Clinically, CRP, ESR and DAS28 are considered indicators for RA activity. DAS28 is an essential indicator of RA activity, but its calculation is more complicated. In addition, ultrasound may still uncover subclinical inflammatory changes of patients in the remission stage of DAS28-defined RA [38]. Synovial inflammation indicates systemic inflammatory response, which is featured by increased serum CRP levels. Therefore, serum CRP levels are proven to be an indicator of synovial inflammation and related to radiological progression[39]. CRP and ESR are the most common laboratory indicators of inflammatory activities, but they are vulnerable to disturbance from other factors, such as infection. In the present study, CRP, ESR and DAS28 in the SNRA group were higher than those in the OA group, indicating that most SNRA patients were at the active stage of inflammation. Meanwhile, except for CRP, which was not correlated with the total BE score in the SNRA group, total GS scores of joints, total PD scores of joints, total BE scores, total GS scores of tendon synovial sheaths, and total PD scores of tendon synovial sheaths were positively correlated with ESR, CRP, and DAS2. The reason may be that BE of joints is a chronic process and may be asynchronous with disease activity. Moreover, serum CRP is prone to be influenced by other factors, such as infection. The correlation between CRP and total BE scores may be further investigated by increasing the sample size. In the SNRA group, ultrasound findings of joints and tendon synovial sheaths were consistent with disease activity, demonstrating that ultrasound is potentially used to assess disease activity.

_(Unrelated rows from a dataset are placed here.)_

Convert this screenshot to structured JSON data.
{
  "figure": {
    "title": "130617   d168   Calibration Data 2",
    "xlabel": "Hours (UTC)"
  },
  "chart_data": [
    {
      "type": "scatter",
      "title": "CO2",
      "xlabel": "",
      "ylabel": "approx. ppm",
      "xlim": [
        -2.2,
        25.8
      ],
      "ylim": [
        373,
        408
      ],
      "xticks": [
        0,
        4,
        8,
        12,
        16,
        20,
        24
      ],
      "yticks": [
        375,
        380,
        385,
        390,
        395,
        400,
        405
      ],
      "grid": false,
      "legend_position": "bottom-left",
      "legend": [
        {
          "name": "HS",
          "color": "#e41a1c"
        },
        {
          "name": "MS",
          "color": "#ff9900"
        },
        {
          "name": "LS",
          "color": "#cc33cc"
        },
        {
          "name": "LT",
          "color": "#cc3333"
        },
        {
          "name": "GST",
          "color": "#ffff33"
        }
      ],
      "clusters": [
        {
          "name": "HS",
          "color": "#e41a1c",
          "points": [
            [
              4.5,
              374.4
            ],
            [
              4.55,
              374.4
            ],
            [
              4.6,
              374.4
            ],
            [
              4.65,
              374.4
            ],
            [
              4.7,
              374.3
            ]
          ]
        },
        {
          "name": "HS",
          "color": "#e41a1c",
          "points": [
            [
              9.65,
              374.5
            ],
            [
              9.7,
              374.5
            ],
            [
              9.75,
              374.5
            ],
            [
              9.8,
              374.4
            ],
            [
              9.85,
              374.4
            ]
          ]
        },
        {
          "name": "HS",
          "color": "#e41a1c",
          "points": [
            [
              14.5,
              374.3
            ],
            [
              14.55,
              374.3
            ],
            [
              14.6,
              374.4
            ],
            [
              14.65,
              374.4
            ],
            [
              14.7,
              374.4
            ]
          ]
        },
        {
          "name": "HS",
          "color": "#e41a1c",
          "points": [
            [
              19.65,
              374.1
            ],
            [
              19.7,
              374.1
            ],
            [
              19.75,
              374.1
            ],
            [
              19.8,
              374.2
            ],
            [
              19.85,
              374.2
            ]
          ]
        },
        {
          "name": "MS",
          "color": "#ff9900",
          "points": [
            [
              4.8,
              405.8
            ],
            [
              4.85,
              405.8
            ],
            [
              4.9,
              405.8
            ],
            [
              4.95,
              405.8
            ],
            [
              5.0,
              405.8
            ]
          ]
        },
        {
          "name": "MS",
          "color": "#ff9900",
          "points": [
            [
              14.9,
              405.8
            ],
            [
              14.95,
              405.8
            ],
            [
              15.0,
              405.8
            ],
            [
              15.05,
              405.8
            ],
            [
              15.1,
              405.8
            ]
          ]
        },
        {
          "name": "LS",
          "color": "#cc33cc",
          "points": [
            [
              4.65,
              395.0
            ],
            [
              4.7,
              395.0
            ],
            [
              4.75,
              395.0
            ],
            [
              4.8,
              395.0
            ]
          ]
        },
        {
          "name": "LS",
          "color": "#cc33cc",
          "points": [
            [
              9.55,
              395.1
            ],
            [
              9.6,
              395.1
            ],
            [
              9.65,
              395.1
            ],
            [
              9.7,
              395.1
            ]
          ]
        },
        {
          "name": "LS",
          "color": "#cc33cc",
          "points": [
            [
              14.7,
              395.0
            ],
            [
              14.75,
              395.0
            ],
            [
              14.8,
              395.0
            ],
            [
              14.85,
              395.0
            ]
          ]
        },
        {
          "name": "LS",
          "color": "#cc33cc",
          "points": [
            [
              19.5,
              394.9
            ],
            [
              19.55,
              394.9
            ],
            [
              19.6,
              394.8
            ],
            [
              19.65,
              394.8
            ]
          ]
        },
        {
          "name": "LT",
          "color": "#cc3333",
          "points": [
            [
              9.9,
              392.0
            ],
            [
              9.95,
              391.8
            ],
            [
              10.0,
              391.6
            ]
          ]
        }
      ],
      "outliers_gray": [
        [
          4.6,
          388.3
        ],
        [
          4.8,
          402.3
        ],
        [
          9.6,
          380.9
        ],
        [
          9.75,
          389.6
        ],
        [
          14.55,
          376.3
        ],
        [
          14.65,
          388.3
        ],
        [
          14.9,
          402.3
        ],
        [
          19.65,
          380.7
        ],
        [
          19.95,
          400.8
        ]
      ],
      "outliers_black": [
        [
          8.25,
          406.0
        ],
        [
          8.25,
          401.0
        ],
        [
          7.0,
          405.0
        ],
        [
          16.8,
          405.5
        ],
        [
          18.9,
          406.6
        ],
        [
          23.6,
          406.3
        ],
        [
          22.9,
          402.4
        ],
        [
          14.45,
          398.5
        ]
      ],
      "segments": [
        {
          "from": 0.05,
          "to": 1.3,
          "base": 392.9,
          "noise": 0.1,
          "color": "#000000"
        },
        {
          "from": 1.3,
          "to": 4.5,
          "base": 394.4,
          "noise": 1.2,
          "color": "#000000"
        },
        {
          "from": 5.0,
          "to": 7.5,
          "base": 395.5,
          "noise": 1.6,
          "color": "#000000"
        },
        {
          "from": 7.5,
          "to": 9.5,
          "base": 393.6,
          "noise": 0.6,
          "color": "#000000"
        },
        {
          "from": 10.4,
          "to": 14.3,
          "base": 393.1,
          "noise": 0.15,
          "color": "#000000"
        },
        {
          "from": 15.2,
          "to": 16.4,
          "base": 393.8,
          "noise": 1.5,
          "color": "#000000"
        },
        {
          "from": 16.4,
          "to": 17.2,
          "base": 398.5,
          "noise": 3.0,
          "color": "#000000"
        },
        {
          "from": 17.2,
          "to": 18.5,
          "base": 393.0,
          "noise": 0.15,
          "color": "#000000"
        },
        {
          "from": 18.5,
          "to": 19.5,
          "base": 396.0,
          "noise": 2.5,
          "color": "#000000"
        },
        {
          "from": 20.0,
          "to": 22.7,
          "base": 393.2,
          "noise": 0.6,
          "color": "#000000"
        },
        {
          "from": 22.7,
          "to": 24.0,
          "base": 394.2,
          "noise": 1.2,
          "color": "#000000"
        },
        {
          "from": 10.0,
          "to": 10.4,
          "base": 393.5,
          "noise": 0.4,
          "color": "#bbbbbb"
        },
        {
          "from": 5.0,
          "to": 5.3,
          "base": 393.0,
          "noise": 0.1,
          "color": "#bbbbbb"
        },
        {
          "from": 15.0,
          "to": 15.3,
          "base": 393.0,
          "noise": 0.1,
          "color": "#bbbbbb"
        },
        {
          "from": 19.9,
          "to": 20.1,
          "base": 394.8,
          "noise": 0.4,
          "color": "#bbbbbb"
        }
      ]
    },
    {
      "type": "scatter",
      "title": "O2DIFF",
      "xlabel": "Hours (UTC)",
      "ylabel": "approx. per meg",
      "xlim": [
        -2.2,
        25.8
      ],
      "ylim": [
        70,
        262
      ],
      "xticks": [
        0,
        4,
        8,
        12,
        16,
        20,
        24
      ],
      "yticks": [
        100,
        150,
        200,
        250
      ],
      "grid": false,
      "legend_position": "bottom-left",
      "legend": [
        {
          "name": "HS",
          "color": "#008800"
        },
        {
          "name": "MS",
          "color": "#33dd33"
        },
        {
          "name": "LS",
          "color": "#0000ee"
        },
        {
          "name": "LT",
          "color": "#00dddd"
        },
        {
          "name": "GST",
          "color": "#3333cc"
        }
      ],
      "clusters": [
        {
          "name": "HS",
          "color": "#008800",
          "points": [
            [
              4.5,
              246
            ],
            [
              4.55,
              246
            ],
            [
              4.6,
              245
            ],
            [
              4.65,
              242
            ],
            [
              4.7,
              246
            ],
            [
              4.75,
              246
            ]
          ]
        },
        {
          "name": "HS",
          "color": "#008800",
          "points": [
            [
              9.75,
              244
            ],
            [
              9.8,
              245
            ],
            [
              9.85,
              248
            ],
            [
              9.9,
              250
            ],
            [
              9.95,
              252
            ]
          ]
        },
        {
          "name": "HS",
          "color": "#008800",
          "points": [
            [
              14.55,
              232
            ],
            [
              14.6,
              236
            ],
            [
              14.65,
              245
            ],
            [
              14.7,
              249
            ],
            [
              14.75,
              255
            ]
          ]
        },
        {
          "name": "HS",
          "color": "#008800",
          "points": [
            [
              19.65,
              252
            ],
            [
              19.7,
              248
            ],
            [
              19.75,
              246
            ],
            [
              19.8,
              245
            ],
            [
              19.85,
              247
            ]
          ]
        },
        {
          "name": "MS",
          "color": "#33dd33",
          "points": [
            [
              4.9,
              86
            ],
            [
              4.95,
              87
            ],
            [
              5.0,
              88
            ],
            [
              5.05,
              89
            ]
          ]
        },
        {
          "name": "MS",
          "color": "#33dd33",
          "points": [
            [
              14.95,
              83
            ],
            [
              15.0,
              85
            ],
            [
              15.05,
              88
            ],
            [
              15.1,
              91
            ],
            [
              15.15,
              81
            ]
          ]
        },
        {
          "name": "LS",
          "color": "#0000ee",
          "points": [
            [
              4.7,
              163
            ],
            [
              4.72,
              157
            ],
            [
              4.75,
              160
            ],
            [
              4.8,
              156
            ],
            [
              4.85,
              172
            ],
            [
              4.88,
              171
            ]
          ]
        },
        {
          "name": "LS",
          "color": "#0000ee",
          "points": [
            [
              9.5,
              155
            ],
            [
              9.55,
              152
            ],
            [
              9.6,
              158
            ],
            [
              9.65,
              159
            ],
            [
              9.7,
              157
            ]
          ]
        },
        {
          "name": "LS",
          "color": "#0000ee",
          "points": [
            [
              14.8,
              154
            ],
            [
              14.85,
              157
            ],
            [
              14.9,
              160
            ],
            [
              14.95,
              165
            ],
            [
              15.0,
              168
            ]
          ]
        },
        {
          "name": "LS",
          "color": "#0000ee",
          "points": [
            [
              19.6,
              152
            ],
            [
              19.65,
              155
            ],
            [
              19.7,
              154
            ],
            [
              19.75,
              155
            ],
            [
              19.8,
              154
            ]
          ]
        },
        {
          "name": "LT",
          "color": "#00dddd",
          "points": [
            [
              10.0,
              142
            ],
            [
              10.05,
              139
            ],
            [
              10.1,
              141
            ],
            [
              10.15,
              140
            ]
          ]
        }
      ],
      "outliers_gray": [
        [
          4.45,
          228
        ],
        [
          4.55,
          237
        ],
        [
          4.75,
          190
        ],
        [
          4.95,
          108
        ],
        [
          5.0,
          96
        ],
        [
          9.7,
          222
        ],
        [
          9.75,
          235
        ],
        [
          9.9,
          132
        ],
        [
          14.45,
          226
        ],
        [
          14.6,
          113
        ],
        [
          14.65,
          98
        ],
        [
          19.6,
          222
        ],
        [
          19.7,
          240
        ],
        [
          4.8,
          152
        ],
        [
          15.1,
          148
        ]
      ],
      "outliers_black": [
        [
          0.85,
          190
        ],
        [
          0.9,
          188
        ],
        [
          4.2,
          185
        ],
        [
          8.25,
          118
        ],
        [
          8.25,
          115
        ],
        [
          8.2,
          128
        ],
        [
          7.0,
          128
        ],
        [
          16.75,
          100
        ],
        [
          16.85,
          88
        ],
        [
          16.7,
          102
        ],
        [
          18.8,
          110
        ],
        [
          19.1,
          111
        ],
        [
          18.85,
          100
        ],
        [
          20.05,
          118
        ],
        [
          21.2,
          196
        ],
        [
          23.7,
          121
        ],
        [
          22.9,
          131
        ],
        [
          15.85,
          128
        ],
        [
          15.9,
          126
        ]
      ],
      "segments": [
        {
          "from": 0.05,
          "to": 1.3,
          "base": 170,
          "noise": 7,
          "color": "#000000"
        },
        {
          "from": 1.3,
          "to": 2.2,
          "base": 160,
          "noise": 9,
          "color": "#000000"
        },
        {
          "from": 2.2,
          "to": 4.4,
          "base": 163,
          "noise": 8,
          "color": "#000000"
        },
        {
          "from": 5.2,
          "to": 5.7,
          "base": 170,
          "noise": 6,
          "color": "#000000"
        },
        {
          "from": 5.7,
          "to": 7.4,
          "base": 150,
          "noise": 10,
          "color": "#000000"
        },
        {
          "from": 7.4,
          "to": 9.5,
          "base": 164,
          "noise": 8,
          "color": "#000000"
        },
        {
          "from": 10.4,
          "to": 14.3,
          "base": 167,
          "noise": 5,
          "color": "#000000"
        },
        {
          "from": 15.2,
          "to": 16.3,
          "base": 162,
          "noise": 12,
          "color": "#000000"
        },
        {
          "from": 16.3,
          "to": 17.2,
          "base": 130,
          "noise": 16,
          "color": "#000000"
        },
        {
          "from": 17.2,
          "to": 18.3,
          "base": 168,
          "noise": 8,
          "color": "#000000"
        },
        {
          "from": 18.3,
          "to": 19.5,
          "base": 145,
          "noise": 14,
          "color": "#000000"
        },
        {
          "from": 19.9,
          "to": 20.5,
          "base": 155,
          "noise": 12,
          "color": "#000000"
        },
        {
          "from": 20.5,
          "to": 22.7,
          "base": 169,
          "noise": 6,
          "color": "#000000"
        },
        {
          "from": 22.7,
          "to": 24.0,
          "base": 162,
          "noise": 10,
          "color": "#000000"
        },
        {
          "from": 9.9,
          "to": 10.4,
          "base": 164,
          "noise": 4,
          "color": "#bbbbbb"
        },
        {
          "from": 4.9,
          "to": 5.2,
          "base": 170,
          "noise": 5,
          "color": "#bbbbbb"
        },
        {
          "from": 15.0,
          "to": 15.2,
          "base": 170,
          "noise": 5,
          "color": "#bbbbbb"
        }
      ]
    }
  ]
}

There are some limitations in the study. First, it was a retrospective single-center study, and the sample size was small, especially the number of OA patients. Second, Of note, the ultrasound scoring systems for joints and tendon synovial sheaths were not designed for OA and did not assess for typical OA features (joint space narrowing, osteophytes). Hence, more informative ultrasound assessment systems should be used in future prospective studies to assess the differences between SNRA and OA patients.Third,All ultrasound evaluations are taken by the same physician, which may be biased and affect the results. Last, only 22 joints and 24 tendon synovial sheaths of the two hands were examined in the two groups. Distal interphalangeal and Carpometacarpal joints those were prone to OA were not included.What’s more,the diagnostic efficacy of HFUS for joints in other parts of the body remains to be investigated in the future.
In conlusion, HFUS facilitates differential diagnosis of SNRA and OA and the clinical diagnosis of SNRA through assessment of joints and tendon synovial sheaths.